Site Background & History
The site was formerly occupied by the Southend Gas Works. The site is located on the Eastern Esplanade, Southend-onSea and is bounded by the Thames Estuary 50m to the south and residential properties to the north, east and west of the site. The site occupied an area of 2.5 hectares and has planning permission for over 200 residential properties.
The site was historically utilised for coal / coke storage and gas purification.
In recent years the site has been utilised as a gas distribution depot, a contractor’s yard and a boat maintenance / storage yard.
The historical usage of the site as a gas works had resulted in significant soil and groundwater contamination. The identified contaminants on-site reflected the historical usage of the site and included heavy metal pollutants (arsenic, trivalent and hexavalent chromium, copper, lead and nickel), total petroleum hydrocarbons, polycyclic aromatic hydrocarbons, phenols and ‘total’ cyanides (free and complex) associated with spent oxide (‘Blue Billy’) wastes identified on-site.
Objectives
The remediation strategy for the site was designed to address the identified source contamination with the intention of protecting both human health and groundwater / surface water receptors (in particular the River Thames).
Methodology
The ex-situ remediation works involved the treatment of circa 14,300m³ of contaminated soils and 1,500m³ of spent oxide waste (containing high levels of total cyanides).
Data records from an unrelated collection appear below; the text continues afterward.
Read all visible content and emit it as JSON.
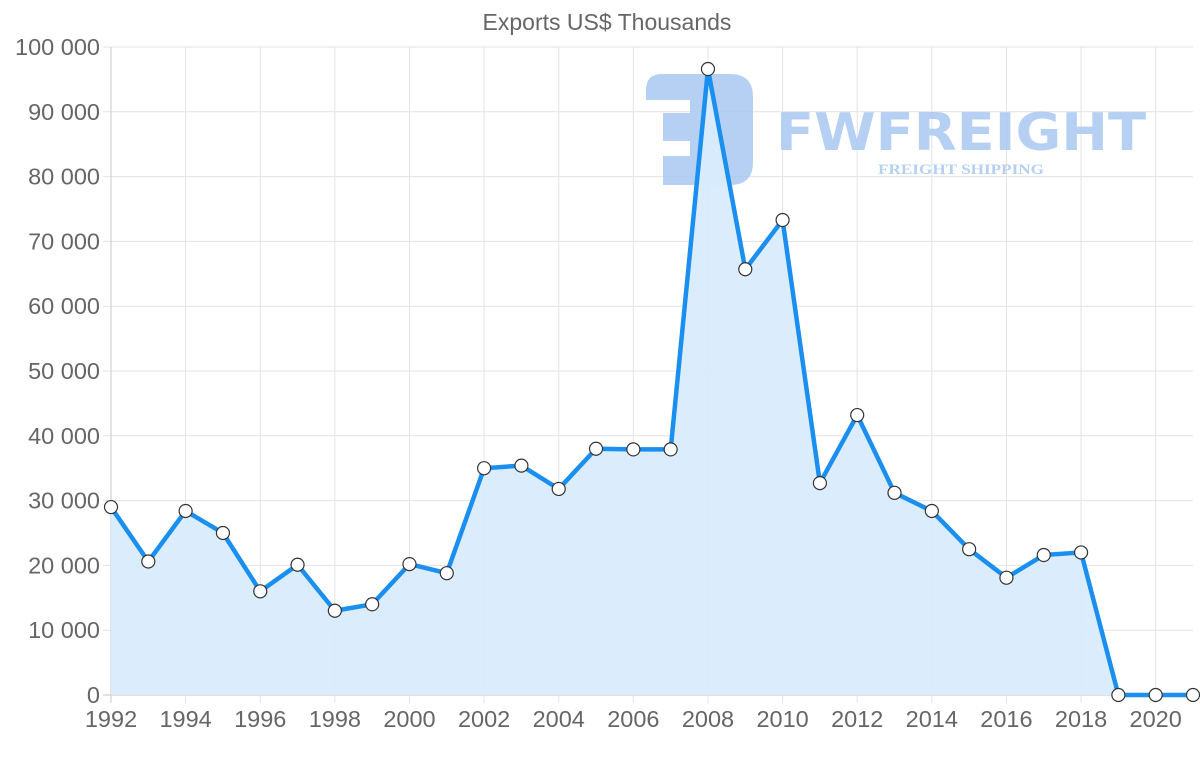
{
  "chart_data": {
    "type": "line",
    "title": "Exports US$ Thousands",
    "xlabel": "",
    "ylabel": "",
    "x": [
      1992,
      1993,
      1994,
      1995,
      1996,
      1997,
      1998,
      1999,
      2000,
      2001,
      2002,
      2003,
      2004,
      2005,
      2006,
      2007,
      2008,
      2009,
      2010,
      2011,
      2012,
      2013,
      2014,
      2015,
      2016,
      2017,
      2018,
      2019,
      2020,
      2021
    ],
    "series": [
      {
        "name": "Exports US$ Thousands",
        "values": [
          29000,
          20600,
          28400,
          25000,
          16000,
          20100,
          13000,
          14000,
          20200,
          18800,
          35000,
          35400,
          31800,
          38000,
          37900,
          37900,
          96600,
          65700,
          73300,
          32700,
          43200,
          31200,
          28400,
          22500,
          18100,
          21600,
          22000,
          0,
          0,
          0
        ],
        "line_color": "#1a8ff0",
        "fill_color": "#d9ecfc",
        "fill": true,
        "point_fill": "#ffffff",
        "point_stroke": "#333333"
      }
    ],
    "ylim": [
      0,
      100000
    ],
    "y_ticks": [
      0,
      10000,
      20000,
      30000,
      40000,
      50000,
      60000,
      70000,
      80000,
      90000,
      100000
    ],
    "y_tick_labels": [
      "0",
      "10 000",
      "20 000",
      "30 000",
      "40 000",
      "50 000",
      "60 000",
      "70 000",
      "80 000",
      "90 000",
      "100 000"
    ],
    "x_tick_labels": [
      "1992",
      "1994",
      "1996",
      "1998",
      "2000",
      "2002",
      "2004",
      "2006",
      "2008",
      "2010",
      "2012",
      "2014",
      "2016",
      "2018",
      "2020"
    ],
    "grid": true,
    "legend": "none"
  },
  "watermark": {
    "brand": "FWFREIGHT",
    "tagline": "FREIGHT SHIPPING",
    "color": "#a9c8f2",
    "icon": "fwfreight-logo-icon"
  }
}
The treatment process involved mixing the contaminated materials with the designated E-Clay in slurry form and cementitious materials in dry form. A specialist mix formulation was utilised to treat the spent oxide wastes to ensure that free cyanides were not generated by the treatment process – the objective was to drive the reaction equilibrium to form complex cyanides which have low toxicity and solubility – these complex cyanides were then stabilised by the treatment process.
The contaminated soils / spent oxide wastes (and associated groundwater) were treated in 5m³ batches utilising specialist processing buckets.